L’adaptation de la technologie RTM (Resin Transfer Molding) aux matrices thermoplastiques (TP) est un enjeu majeur pour l’industrie aéronautique et automobile depuis plusieurs années. Ces matériaux sont activement recherchés au détriment des matrices thermodurcissables (TD) traditionnelles du fait de leur plus grande ténacité, de leur intérêt écologique supposé (développement durable et recyclage en fin de vie), de leur potentialité à réduire le cycle de mise en œuvre (donc une plus grande capacité de production) et de leur capacité de soudage.
Le projet ANR RTMPlast vise donc à développer un nouveau procédé de mise en œuvre RTM de pièces composites à matrice TP et à fibres longues. Ce programme scientifique pluridisciplinaire, piloté par le Laboratoire de Thermocinétique de Nantes (LTN), regroupe plusieurs partenaires industriels et académiques : ARKEMA, EADS IW, le Pôle de Plasturgie de l’Est, le LTN (UMR 6607), le GeM (UMR 6183), le LOMC (UMR 6294), l’IMP (UMR 5223) et le PBS (UMR 6270). Ce projet propose différentes études portant sur la thermique (contrôle du cycle de mise en œuvre), la résolution de modèles numériques ou encore le développement d’un outillage démonstrateur industriel et d’instrumentations non intrusives permettant le suivi en temps réel et in situ des différentes étapes de mise en forme (remplissage, polymérisation et cristallisation) ainsi qu’un volet chimique.

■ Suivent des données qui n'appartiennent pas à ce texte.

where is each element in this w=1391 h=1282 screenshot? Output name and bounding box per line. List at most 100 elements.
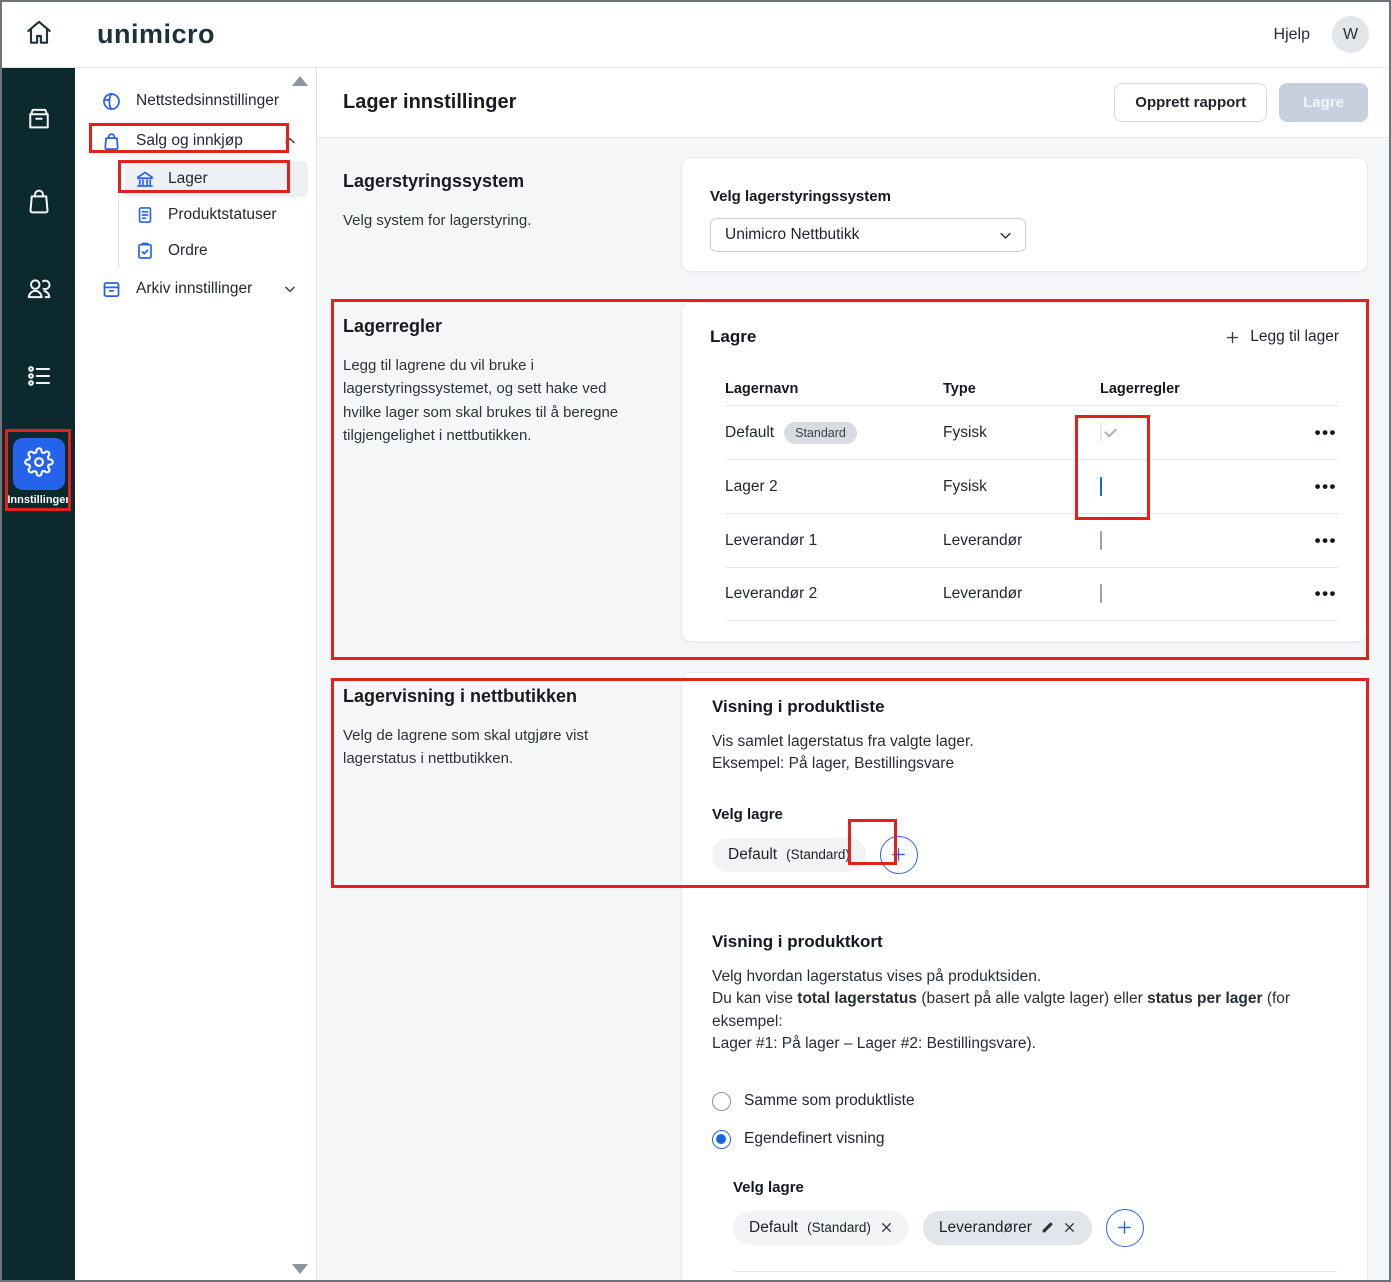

Le poly(éther cétone cétone) (PEKK) est un polymère thermoplastique thermostable de la famille des poly(aryl éther cétone) (PAEK) dont les propriétés exceptionnelles lui confèrent un intérêt tout particulier dans le domaine aéronautique. Cependant, les hautes températures nécessaires à la fusion de ce type de polymère, ainsi que sa haute viscosité à l’état fondu le rendent totalement incompatible avec le procédé RTM (vis-à-vis d’une injection à l’état fondu du polymère).
Le challenge ultime du volet chimique sera donc d’adapter le procédé de synthèse à l’outil RTM pour obtenir un composite TP thermostable de type PEKK in situ.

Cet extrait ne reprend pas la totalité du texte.